1. “Some seed fell along the path….” The path is where everyone walks: it’s public. It’s not a place of interest in itself; it leads elsewhere. When you are on a path you are between places, you are nowhere. The path has no interiority. If I'm always on the way to somewhere else (and which of us isn't nowadays?) I'm nowhere, and the word of God cannot find a place in me.

2. “Some seed fell on rocky ground….” The heart can be like a rock or a stone: solid, impenetrable, self-enclosed, separate, unloving and unloved…. Throughout the ages it has been a common metaphor for the heart. “I will remove the heart of stone from their flesh and give them a heart of flesh” (Ezekiel 11:19). Cyril of Alexandria (ca. 378 – 444): “All whose minds are hard and unyielding, and so to speak, compressed, do not receive the divine seed.” Ephrem the Syrian (ca. 306 – 373): “The birds were not able to penetrate the earth in search of the seed.... The evil one does not forcefully snatch away from the heart the teaching entrusted to it. In the parable’s imagery... the grain of wheat lies on the surface of the ground, which has not hidden the seed in its womb.”

3. “Some seed fell among thorns….” It has a chance to grow there, but everything else is growing there too. My power is divided into a thousand parts, and only one is available for the word of God. It’s like flicking through the pages of a magazine: nothing remains in the heart, even though everything was promised.

4. “Some seed fell on good soil….” It’s good soil when none of the above applies. Then the heart is deep and soft and silent. Then I may hear the word of God.
Donagh O’Shea O.P.


2 comments:

Elizabeth Mahlou said...

But it is possible to turn poor soil to good soil (as we do in farming, letting it lie fallow, adding fertilizer, etc.), isn't it? Can we not, with God's help, change the quality of our heart?

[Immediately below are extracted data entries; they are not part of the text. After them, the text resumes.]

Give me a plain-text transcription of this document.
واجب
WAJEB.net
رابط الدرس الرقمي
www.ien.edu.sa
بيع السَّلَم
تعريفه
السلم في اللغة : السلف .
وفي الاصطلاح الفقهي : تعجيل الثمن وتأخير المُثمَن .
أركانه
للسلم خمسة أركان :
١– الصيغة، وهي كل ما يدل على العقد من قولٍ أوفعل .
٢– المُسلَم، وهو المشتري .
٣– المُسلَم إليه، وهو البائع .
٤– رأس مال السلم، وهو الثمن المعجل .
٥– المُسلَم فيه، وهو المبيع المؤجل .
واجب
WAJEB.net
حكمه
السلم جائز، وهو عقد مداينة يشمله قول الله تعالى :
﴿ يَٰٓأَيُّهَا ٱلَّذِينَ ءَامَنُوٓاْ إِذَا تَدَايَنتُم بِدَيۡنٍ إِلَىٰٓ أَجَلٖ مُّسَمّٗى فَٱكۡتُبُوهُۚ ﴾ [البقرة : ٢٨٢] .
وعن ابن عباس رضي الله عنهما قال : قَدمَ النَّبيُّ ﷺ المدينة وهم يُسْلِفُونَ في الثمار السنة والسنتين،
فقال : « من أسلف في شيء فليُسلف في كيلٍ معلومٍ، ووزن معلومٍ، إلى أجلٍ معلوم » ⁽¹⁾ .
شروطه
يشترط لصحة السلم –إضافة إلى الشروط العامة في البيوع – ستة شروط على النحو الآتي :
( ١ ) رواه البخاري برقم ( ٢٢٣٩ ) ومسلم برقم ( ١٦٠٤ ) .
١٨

Fr. John L. Sullivan said...

Elizabeth, your comparison between the farmer's method for turning poor soil into good soil is quite good. But the soil just sits there. It is the farmer who decides when to add fertilizer, when to let the ground lie fallow, and when to do other things to improve the quality of the soil.

On the other hand, people have free will, and can decide to refuse or ignore the graces God grants to help us to become more productive.